Iranian defense industry leaders revealed the long-awaited F-313 Qaher fifth-generation stealth fighter jet in action, April 15, 2017. Some Western observers, however, have questioned whether the aircraft was capable of flight yet. Irib News Agency/Social Media

Iran showcased its first ever domestically-manufactured stealth fighter jet Monday, but a number of critics in the West have called the aircraft a hoax.

Iran's Qaher F-313 jet was presented by leaders of the nation's defense industry at a ceremony attended by top government officials near the Meherabad Air Base, United Press International reported. Days earlier, Iran's Irib News Agency released footage showing the aircraft making its hardware debut. In the video, the Qaher F-313 performed a taxi test, but did not take off, leading some to speculate as to whether the supposedly high-tech warplane was capable of flight yet.
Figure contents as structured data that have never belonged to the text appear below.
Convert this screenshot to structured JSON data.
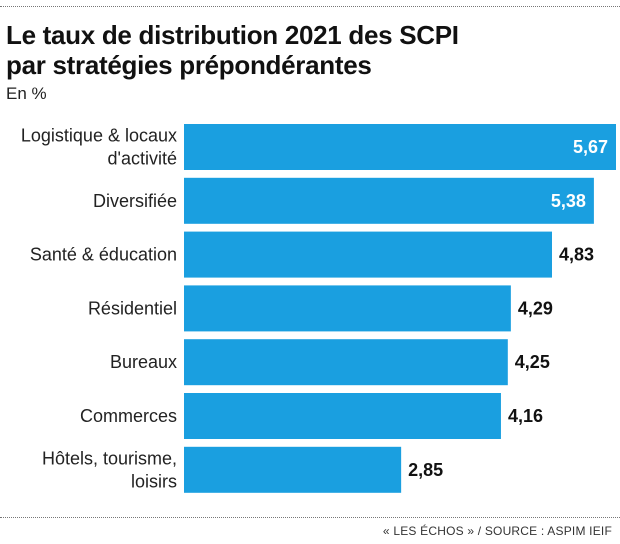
{
  "header": {
    "title_line1": "Le taux de distribution 2021 des SCPI",
    "title_line2": "par stratégies prépondérantes",
    "unit": "En %"
  },
  "footer": {
    "source": "« LES ÉCHOS » / SOURCE : ASPIM IEIF"
  },
  "colors": {
    "bar": "#1a9fe0",
    "label_inside": "#ffffff",
    "label_outside": "#111111"
  },
  "chart_data": {
    "type": "bar",
    "orientation": "horizontal",
    "title": "Le taux de distribution 2021 des SCPI par stratégies prépondérantes",
    "subtitle": "En %",
    "categories": [
      [
        "Logistique & locaux",
        "d'activité"
      ],
      [
        "Diversifiée"
      ],
      [
        "Santé & éducation"
      ],
      [
        "Résidentiel"
      ],
      [
        "Bureaux"
      ],
      [
        "Commerces"
      ],
      [
        "Hôtels, tourisme,",
        "loisirs"
      ]
    ],
    "values": [
      5.67,
      5.38,
      4.83,
      4.29,
      4.25,
      4.16,
      2.85
    ],
    "labels": [
      "5,67",
      "5,38",
      "4,83",
      "4,29",
      "4,25",
      "4,16",
      "2,85"
    ],
    "label_inside": [
      true,
      true,
      false,
      false,
      false,
      false,
      false
    ],
    "xlim": [
      0,
      5.67
    ],
    "xlabel": "",
    "ylabel": "",
    "grid": false
  }
}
Related: Russia Wants to Make Iran Part of Asian Power Bloc, the Shanghai Five

#Iran questionable Qaher F313 "stealth fighter" shown moving under own power some 4 years after being first revealed

— Joseph Dempsey (@JosephHDempsey) April 15, 2017

The Qaher, which means "Conqueror," was first unveiled in February 2013 during a ceremony marking the 34th anniversary of the 1979 Islamic Revolution that brought the current Iranian government into power. The fifth-generation jet was hailed by leaders at the time as a breakthrough for the nation's military, which both Western and Gulf Arab nations have long considered a regional threat.

Western observers, however, noted inconsistencies in the plane's design including apparent errors in cockpit size and the absence of a nozzle for the engine, according to The National Interest. The irregularities caused a number of critics to consider the 2013 model a simple prop.

Saturday's footage showed a different jet than the one previously seen in 2013 and one that was at least capable of being operated on the ground. The black-painted Qaher was approximately 45-feet long with a 17-feet wingspan and large downturned wingtips. The twin-engined jet also bore traditional features of stealth fighters such as facets and edge alignment, according to an article published Friday by Aviation International News. The report said the Qaher seen Saturday may have been radio-controlled or a subscale mockup of the actual design.

Criticism from abroad has not deterred Iran from boasting of its military accomplishments. At Monday's ceremony, the likes of Iranian President Hassan Rouhani and Defense Minister Brigadier General Hossein Dehghan showed up to praise the Qaher, which could be used for short-range aerial support missions and carrying various natively-produced missiles, according to Iran's Tasnim News Agency. Rouhani said the aircraft, along with the weapons Iran planned to fit it with, were proof that Iran would not be intimidated by foreign powers seeking to limit its military capabilities.

"We don't ask for permission from others to reinforce our armed forces, don't ask for permission to manufacture our missiles, our jets," Rouhani said, according to Defense News.